Salgueiro Maia, madrugada do dia 25 de Abril de 1974, parada da Escola Prática de Cavalaria, em Santarém.
Faz esta madrugada 45 anos que uma coluna militar, comandada pelo Capitão Salgueiro Maia, com cerca de 200 homens e 10 tanques blindados, saiu de Santarém, com destino ao Terreiro do Paço, em Lisboa.
Depois de posicionados os blindados, apontando para o então Ministério do Exército, os mesmos são cercados por outra coluna militar, liderada pelo Brigadeiro Reis, fiel ao governo instalado.
Nesse momento, a determinação de Salgueiro Maia levou-o a enfrentar, com a própria vida, caminhando a pé e sozinho, um blindado e uma das mais altas patentes militares.
Tomado o Terreiro do Paço, juntamente com o povo, seguiu para o Largo do Carmo, onde no quartel do comando geral da GNR, se encontrava o chefe do Governo, Marcelo Caetano, a quem deu voz de prisão, de megafone em punho.
Foi o último e mais fantástico golpe de Estado ocorrido no nosso país (entre 1910, quando foi proclamada a república em Portugal, até 1926, o país passou por dezasseis golpes de Estado).
Um golpe de Estado que depressa se transformou numa revolução que determinou o fim dos 48 anos da ditadura de Salazar.
Durante o golpe não foi possível conter nem controlar a exaltação que conquistou as ruas de Lisboa. O povo ocupava as praças, vaiava as limitadas forças militares do governo e oferecia apoio e alimentos aos heróis de abril, que empunhavam cravos em vez de armas.
Não vivi a ditadura.
Felizmente nunca soube o que era viver num ambiente opressivo e castrante, como era o regime fascista em Portugal, antes do 25 de abril de 74.
Na verdade, também não vivi o 25 de abril. Não senti a emoção. Não senti a alegria. Não senti o alívio. Não senti a excitação.

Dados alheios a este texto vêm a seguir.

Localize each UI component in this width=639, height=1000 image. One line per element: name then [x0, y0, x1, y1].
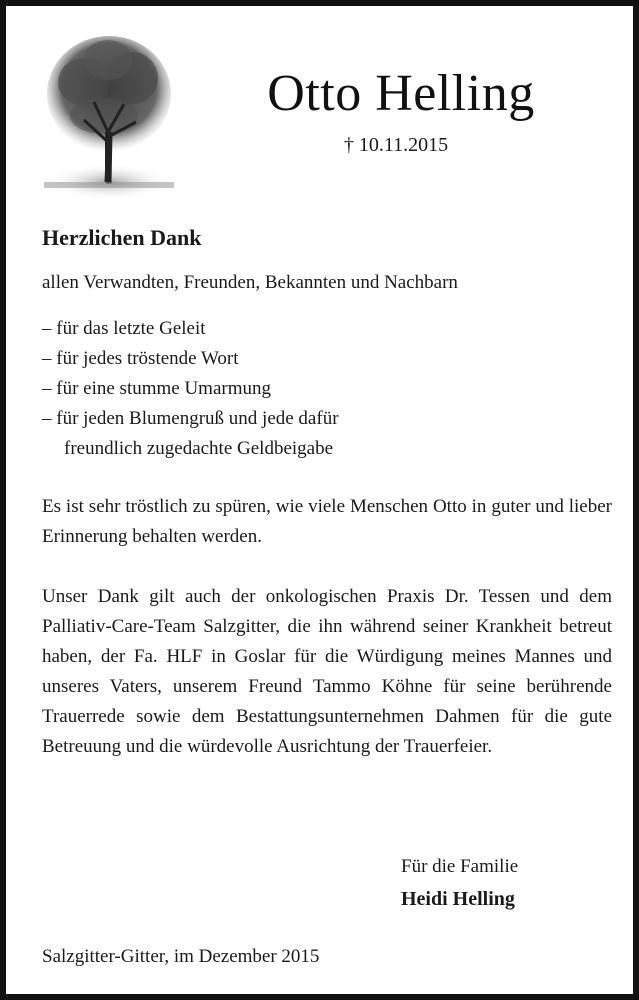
- thanks-item: – für jedes tröstende Wort: [42, 348, 239, 369]
- death-date: † 10.11.2015: [343, 134, 449, 156]
- tree-image: [44, 32, 174, 202]
- signature-name: Heidi Helling: [401, 888, 515, 910]
- deceased-name: Otto Helling: [267, 65, 535, 122]
- paragraph-acknowledgements: Unser Dank gilt auch der onkologischen Praxis Dr. Tessen und dem Palliativ-Care-Team Salzgitter, die ihn während seiner Krankheit betreut haben, der Fa. HLF in Goslar für die Würdigung meines Mannes und unseres Vaters, unserem Freund Tammo Köhne für seine berührende Trauerrede sowie dem Bestattungsunternehmen Dahmen für die gute Betreuung und die würdevolle Ausrichtung der Trauerfeier.: [42, 586, 612, 757]
- paragraph-comfort: Es ist sehr tröstlich zu spüren, wie viele Menschen Otto in guter und lieber Erinnerung behalten werden.: [42, 496, 612, 547]
- thanks-item: – für eine stumme Umarmung: [42, 378, 272, 399]
- signature-intro: Für die Familie: [401, 856, 519, 877]
- thanks-item: – für das letzte Geleit: [42, 318, 206, 339]
- intro-line: allen Verwandten, Freunden, Bekannten und Nachbarn: [42, 272, 458, 293]
- heading: Herzlichen Dank: [42, 225, 202, 250]
- thanks-item-continuation: freundlich zugedachte Geldbeigabe: [64, 438, 334, 459]
- thanks-item: – für jeden Blumengruß und jede dafür: [42, 408, 339, 429]
- place-date: Salzgitter-Gitter, im Dezember 2015: [42, 946, 320, 967]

Não vivi este momento histórico, mas usufruo das suas conquistas, ao viver numa época onde os direitos são reconhecidos, as desigualdades diminuíram, a justiça aumentou, também fruto das portas que abril abriu.
Abriu e floriu. Floriu o acesso à educação. Floriu o acesso à saúde. Ganhou-se a terra. Dela se fez pão. Ganharam-se as ruas. Nelas se respirou o orgulho de uma geração.
Passados 45 anos sobre a revolução, é importante que tenhamos a capacidade de manter abertas as portas que abril abriu.